22 Şubat 2010 Pazartesi

pembe sümbül fonlu gri yazı

Bu aralar üzüldüğüm fazlaca şey var.

Ağlamayı kesmiş olsam da içimde derin bir "kağıt kesiği" olduğunu ve zaman zaman canımı çok yakarak sızlattığını söyleyebilirim.
O zaman boğazımdan gözlerime, canımı yakarak, su pompalanıyor...

Ananeme pembe sümbül götürdüm bu sabah. Sonra da odaya vuran güneşin kemiklerine etkisinden meydana gelen huzurunu, önce gazetesini sonra da 1990 yılı hürriyeti-cumartesi eklerini tek tek okumasını izledim.
Güvercinlere ekmek verdik ki, gelsinler biraz oyalanalım, zaman geçirip mutlu olalım diye. Eskisi gibi...Muhtemelen ben çocukken ananemin beni oyalamak istemesi gibi.

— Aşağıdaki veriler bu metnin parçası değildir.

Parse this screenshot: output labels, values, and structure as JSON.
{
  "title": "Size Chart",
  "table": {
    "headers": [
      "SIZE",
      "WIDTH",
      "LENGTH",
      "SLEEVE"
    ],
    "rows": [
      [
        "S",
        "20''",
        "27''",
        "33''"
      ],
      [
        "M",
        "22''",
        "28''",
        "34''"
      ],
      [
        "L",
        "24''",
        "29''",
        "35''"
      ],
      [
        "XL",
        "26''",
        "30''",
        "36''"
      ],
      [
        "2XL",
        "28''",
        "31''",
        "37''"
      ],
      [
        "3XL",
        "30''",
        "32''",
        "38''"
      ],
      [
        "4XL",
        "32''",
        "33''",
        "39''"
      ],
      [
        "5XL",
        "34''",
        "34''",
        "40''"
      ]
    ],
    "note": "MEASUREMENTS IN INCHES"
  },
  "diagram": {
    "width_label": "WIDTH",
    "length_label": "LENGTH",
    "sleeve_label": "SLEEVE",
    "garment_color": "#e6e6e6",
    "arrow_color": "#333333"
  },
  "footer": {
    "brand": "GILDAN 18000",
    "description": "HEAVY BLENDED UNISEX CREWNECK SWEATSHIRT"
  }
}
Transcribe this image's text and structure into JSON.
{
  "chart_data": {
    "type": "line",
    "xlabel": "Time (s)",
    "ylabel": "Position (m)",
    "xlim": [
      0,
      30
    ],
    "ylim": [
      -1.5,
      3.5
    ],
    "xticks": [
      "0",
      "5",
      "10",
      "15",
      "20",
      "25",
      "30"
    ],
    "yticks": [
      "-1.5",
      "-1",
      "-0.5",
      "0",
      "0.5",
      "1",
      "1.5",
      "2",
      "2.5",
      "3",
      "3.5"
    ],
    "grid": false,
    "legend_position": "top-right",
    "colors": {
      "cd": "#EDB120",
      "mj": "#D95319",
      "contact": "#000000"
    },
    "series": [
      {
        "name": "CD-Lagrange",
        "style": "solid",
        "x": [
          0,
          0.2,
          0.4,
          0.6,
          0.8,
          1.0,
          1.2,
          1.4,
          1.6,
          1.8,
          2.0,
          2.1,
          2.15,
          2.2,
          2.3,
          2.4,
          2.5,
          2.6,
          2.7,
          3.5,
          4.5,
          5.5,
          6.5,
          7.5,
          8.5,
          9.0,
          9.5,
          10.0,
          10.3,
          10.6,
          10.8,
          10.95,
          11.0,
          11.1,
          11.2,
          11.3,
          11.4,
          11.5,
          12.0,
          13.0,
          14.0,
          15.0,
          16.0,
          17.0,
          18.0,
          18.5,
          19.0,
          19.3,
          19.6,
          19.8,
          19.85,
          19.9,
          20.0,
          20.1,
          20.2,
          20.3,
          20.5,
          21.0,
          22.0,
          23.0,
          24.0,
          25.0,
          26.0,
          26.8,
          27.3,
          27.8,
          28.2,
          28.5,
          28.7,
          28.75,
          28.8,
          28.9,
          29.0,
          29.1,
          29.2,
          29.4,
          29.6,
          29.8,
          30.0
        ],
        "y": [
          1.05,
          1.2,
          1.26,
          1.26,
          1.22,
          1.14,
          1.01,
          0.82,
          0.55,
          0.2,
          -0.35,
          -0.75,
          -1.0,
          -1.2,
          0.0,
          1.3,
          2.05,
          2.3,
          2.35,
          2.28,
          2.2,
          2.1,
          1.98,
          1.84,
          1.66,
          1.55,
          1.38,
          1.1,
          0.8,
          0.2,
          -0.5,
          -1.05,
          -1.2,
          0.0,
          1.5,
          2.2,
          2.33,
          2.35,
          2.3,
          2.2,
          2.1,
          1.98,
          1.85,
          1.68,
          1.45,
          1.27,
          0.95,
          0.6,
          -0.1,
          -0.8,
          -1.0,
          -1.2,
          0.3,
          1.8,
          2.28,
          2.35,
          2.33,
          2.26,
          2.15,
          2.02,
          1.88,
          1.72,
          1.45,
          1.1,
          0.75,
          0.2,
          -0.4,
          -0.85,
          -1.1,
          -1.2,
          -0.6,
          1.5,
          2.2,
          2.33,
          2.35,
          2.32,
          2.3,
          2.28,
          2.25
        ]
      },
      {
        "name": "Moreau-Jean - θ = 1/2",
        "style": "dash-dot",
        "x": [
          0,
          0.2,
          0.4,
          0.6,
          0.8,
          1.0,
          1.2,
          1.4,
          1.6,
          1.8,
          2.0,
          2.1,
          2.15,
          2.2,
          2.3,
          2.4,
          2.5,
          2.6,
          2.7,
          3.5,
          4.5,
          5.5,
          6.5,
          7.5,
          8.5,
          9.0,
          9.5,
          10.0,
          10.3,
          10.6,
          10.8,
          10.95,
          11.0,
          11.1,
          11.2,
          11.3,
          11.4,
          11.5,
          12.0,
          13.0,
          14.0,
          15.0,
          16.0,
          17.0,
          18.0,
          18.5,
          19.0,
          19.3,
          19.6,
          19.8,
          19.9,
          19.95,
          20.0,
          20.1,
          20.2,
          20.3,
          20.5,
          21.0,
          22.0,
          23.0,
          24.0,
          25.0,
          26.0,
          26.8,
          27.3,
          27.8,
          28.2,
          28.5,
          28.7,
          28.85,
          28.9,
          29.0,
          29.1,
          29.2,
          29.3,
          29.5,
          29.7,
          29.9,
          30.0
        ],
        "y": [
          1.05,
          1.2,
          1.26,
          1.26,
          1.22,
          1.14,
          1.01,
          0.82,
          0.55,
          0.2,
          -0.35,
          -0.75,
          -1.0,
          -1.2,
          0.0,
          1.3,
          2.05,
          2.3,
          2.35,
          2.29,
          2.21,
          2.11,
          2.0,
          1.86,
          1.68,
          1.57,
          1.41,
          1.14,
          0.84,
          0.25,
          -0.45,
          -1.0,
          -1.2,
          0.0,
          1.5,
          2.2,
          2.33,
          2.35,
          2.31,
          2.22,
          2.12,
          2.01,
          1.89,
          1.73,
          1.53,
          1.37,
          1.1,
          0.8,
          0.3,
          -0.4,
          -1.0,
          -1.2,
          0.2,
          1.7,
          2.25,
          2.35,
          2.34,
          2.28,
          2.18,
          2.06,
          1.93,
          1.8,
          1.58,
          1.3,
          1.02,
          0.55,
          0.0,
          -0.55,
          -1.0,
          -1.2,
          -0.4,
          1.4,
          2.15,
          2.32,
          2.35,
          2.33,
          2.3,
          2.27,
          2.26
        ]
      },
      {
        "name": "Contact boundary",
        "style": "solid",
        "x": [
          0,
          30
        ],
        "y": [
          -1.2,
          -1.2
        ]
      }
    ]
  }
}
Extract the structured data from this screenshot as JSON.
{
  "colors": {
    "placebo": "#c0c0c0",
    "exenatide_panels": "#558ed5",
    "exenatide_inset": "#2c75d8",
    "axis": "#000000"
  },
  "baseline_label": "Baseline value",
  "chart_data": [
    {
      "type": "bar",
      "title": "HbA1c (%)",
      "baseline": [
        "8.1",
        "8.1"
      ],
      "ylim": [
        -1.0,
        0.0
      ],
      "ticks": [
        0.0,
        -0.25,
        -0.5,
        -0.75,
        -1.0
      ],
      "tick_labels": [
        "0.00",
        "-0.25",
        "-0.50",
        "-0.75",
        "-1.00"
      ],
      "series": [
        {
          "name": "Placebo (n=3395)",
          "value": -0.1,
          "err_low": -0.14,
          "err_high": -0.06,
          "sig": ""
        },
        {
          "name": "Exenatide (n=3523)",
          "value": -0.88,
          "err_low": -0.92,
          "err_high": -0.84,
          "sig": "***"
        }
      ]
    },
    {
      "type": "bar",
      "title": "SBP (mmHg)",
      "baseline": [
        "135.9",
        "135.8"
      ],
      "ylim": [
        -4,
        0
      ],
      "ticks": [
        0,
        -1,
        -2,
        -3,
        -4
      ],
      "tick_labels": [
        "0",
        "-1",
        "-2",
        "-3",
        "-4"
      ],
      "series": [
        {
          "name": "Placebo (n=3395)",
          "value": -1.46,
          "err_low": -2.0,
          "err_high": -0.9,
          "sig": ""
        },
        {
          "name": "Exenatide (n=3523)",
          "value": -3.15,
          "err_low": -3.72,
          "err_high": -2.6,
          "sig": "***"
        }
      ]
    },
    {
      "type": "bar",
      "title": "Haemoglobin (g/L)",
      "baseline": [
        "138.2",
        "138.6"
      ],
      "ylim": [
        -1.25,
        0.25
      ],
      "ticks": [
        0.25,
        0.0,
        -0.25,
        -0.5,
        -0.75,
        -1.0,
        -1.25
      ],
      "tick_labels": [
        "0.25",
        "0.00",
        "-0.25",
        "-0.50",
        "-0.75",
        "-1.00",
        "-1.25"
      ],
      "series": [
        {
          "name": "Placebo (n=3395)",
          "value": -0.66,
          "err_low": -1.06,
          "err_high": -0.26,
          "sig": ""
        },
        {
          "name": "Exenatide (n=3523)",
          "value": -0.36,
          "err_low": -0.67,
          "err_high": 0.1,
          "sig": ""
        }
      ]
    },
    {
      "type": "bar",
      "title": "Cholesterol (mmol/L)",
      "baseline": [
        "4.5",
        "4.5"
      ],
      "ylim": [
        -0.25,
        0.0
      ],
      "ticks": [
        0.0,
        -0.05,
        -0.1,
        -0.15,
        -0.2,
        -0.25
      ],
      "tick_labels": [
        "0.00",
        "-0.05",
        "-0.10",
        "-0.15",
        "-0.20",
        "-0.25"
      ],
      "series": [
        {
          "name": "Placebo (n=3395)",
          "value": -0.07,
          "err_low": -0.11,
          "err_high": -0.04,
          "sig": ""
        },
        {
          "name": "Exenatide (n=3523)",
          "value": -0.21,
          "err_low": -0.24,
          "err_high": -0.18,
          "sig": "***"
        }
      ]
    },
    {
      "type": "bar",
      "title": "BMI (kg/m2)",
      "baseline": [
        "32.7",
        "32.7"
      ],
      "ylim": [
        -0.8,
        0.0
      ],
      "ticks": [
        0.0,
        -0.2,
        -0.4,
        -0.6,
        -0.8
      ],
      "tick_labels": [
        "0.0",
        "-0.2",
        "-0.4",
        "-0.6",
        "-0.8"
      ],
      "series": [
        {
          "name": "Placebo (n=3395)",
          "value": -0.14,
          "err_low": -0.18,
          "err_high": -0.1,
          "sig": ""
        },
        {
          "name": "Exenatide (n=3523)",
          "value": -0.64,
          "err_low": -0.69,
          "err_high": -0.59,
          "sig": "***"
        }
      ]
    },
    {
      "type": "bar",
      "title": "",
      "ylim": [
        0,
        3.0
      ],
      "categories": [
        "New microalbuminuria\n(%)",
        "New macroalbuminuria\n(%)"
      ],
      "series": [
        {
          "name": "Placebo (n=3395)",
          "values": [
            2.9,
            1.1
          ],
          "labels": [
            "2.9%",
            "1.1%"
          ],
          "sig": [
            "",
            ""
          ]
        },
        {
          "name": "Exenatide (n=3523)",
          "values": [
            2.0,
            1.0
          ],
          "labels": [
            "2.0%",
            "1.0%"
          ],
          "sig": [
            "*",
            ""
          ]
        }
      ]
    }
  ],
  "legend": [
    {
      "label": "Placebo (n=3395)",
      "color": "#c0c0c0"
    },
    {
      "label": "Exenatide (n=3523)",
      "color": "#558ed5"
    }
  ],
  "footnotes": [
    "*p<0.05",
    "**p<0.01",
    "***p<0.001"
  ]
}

üzüldüğüm fazlaca şey var, belirsiz bir gelecek, gerektiği kadar konsantre olamamam, kendime ve yakınlarıma zaman harcayamamam gibi...
ama bu aralar üzüldüğüm başka bir şey de; uzun süredir ankara koç müzesinde süregelen minyatür odalar sergisini kaçırmış olmam...daha önce aslında bir benzerini gezmiştim ancak burda da görmek isterdim...o küçücük ama inanılmaz şık, doğal odaları tek tek izlerken ayrıntıyla, hayaller kurmak güzel.

birdahaki sefere diyeceğim ama elimde olsaydı ertelemezdim.

hayatın en küçük parçasını bile ertelemememiz gerektiğini en çok hissettiğim zamanlar bunlar.